Open this photo in gallery:

Wildfire crews across British Columbia are keeping a close eye on the backcountry after recent lightning storms have raised the potential for smouldering fires to erupt as the next hot spell arrives this weekend. A firefighter directs water on a grass fire in Kamloops, B.C., on June 5.DARRYL DYCK/The Canadian Press

Much of British Columbia will experience hotter than usual temperatures next week that could exacerbate already precarious drought and wildfire conditions.

At a news conference on Thursday, government officials were quick to emphasize that the coming heat wave won’t come close to the deadly weather event of June-July, 2021, but still has the potential to trigger related illnesses.

Beginning Sunday, temperatures are expected to be in the high 20s and low 30s in coastal areas, low 30s to mid 30s inland, and mid 30s to high 30s in the Southwest Interior.

“The days are shorter and the nights are longer in August than they are in June, which will allow for extended nighttime cooling temperatures. Nevertheless, it is critical that people understand the risks,” said Bowinn Ma, Minister of Emergency Management and Climate Readiness, at the conference.

Ms. Ma cautioned people to familiarize themselves with the signs of heat-related illness – such as increased heart rate, rapid breathing, nausea or vomiting – to identify places in and outside of the home where they can stay cool and to take the appropriate steps to stay safe.
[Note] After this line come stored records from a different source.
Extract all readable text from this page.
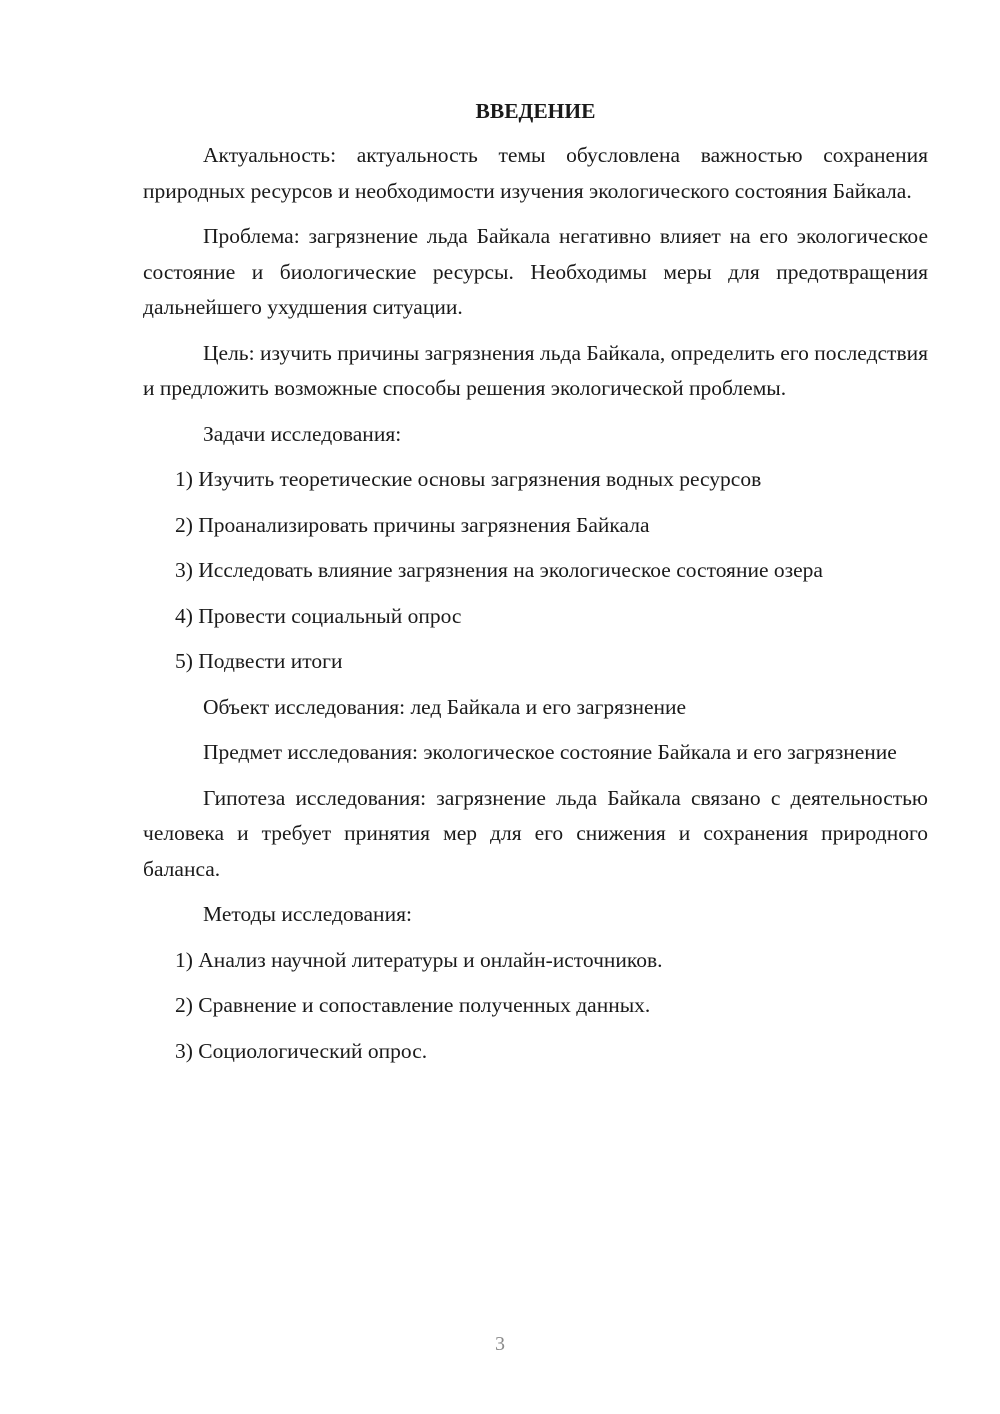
ВВЕДЕНИЕ

Актуальность: актуальность темы обусловлена важностью сохранения природных ресурсов и необходимости изучения экологического состояния Байкала.

Проблема: загрязнение льда Байкала негативно влияет на его экологическое состояние и биологические ресурсы. Необходимы меры для предотвращения дальнейшего ухудшения ситуации.

Цель: изучить причины загрязнения льда Байкала, определить его последствия и предложить возможные способы решения экологической проблемы.

Задачи исследования:

1) Изучить теоретические основы загрязнения водных ресурсов
2) Проанализировать причины загрязнения Байкала
3) Исследовать влияние загрязнения на экологическое состояние озера
4) Провести социальный опрос
5) Подвести итоги

Объект исследования: лед Байкала и его загрязнение

Предмет исследования: экологическое состояние Байкала и его загрязнение

Гипотеза исследования: загрязнение льда Байкала связано с деятельностью человека и требует принятия мер для его снижения и сохранения природного баланса.

Методы исследования:

1) Анализ научной литературы и онлайн-источников.
2) Сравнение и сопоставление полученных данных.
3) Социологический опрос.
3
Provincial Health Officer Bonnie Henry said that temperatures aren’t expected to reach such a level that requires extreme heat responses. However, she added, hotter temperatures persisting for most of the week can lead to an accumulation of heat stress.
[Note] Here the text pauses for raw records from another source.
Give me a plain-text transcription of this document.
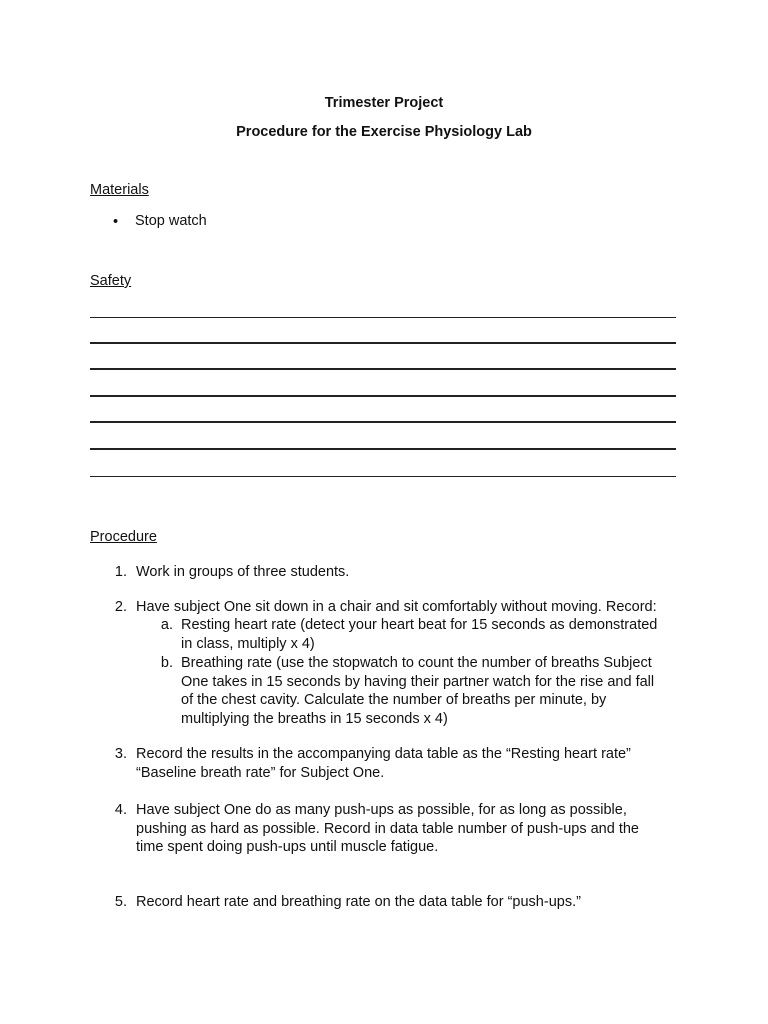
Trimester Project
Procedure for the Exercise Physiology Lab
Materials
• Stop watch
Safety
Procedure
1. Work in groups of three students.
2. Have subject One sit down in a chair and sit comfortably without moving. Record:
a. Resting heart rate (detect your heart beat for 15 seconds as demonstrated
in class, multiply x 4)
b. Breathing rate (use the stopwatch to count the number of breaths Subject
One takes in 15 seconds by having their partner watch for the rise and fall
of the chest cavity. Calculate the number of breaths per minute, by
multiplying the breaths in 15 seconds x 4)
3. Record the results in the accompanying data table as the “Resting heart rate”
“Baseline breath rate” for Subject One.
4. Have subject One do as many push-ups as possible, for as long as possible,
pushing as hard as possible. Record in data table number of push-ups and the
time spent doing push-ups until muscle fatigue.
5. Record heart rate and breathing rate on the data table for “push-ups.”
The heat event may worsen B.C.’s continuing drought, which has already triggered water restrictions and impacted farming and ranching. More than 80 per cent of the province’s water basins are at either Drought Level 4 or 5, meaning adverse effects to ecosystems are either likely or almost certain to occur.

“This level of extreme drought has never been seen in this province before,” Ms. Ma said. “This time last year, we only had a handful of water basins at Level 2 drought and, in 2021, which was largely considered a historic year for droughts, it wasn’t until the end of September that we saw one water basin go to Level 5.”

The minister said it’s possible that communities fall into such a dire situation that the province is required to help transport potable water from healthier reservoirs – a scenario for which the province is preparing.

As of Thursday, there were 399 active wildfires in B.C. Of those, 11 were considered fires of note, meaning they were either highly visible or had the potential to impact people, communities or critical infrastructure. As of Wednesday afternoon, 660 properties were on evacuation order and close to 4,000 under evacuation alert.

There are roughly 4,000 personnel battling B.C.’s wildfires, including contractors from the U.S., Australia, Mexico, Brazil, Costa Rica and Ontario, on top of thousands of BC Wildfire Service personnel.

“As our forests dry out, the fire danger will increase,” said Bruce Ralston, Minister of Forests. “It is vital that we take the necessary steps to remain prepared for wildfire and we continue to do our part to prevent human-caused wildfires.”

Also on Thursday, the province announced that it is partnering with the Tk’emlúps te Secwépemc First Nation to proactively establish wildfire evacuee accommodations for up to 300 people in Kamloops. Located in the Rayleigh neighbourhood, the temporary accommodations are expected to be operational by Aug. 16, with the First Nation providing cultural and traditional supports.